Calvert and the other signatories say that with Cortez Road serving as a major route for “walkers, cyclists, dog-walkers, shoppers, parents with children in strollers and skateboarders,” heading to and from the residential area between Dogwood and South McPhedran, as well as to the Beaver Lodge Lands trails, there should be a more convenient and safe way to cross Dogwood between Robron and Merecroft roads.
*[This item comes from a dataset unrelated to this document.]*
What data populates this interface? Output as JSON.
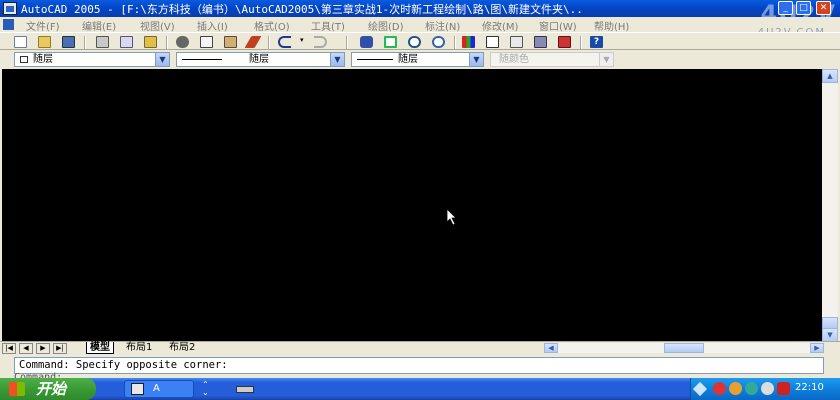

“(Pedestrians) either have to go a block or two down to the Robron Road crosswalk, or an even longer two blocks uphill to Merecroft Road,” the letter reads. “Instead, pedestrians, keeping a close eye on steady, fast-moving traffic, can be seen jaywalking mid-block to arrive at Quality Foods, Landmark Cinemas, MVP Pub and elsewhere, and return, during daytime or evening hours. This is happening dozens of times each day. I have recently seen one elderly fellow from the new 575 South Dogwood building trying to cross at Cortez Road, frozen in mid-lane with cars approaching at speed from both directions. This should not be happening.”
Coun. Michele Babchuk has been adamant for some time that the increased density in that area was eventually going to present safety issues, and echoed her feelings on the matter again upon council receipt of the group’s letter.
“I live in that area, and it’s getting increasingly getting more and more dangerous,” Babchuk says. “We’re seeing a lot of left hand turns coming off that road even though the road is double-lined where you’re not supposed to be crossing that median. I do have concerns that as we densify that area, it’s getting more and more dangerous. I don’t know exactly what the plan is for further densification in that area, but before we get there, we need to be taking a look, especially, at that piece between Merecroft and Robron.”
Dave Morris, the city’s general manager of assets and operations, says the area in question would be “a natural part” of the current Dogwood Corridor Review the city is undertaking, that was begun under the previous council.
Coun. Charlie Cornfield wanted to know where staff is at with that review and whether there is any way that this area, specifically, could be looked at more quickly to address these concerns.
“I’m a little hesitant to look at something piecemeal,” said Coun. Colleen Evans. “I’d rather wait until we see the whole report and have an informed understanding of how this may all play out.”
City manager Deborah Sargent pointed out that not only is there currently a review underway of the entire Dogwood corridor, “but there is also a major development permit application in process, and part of that will require a traffic impact study that will look at both vehicular and pedestrian safety,” which will come before council soon, as well. Some of the concerns may be addressed during that permitting stage, she says.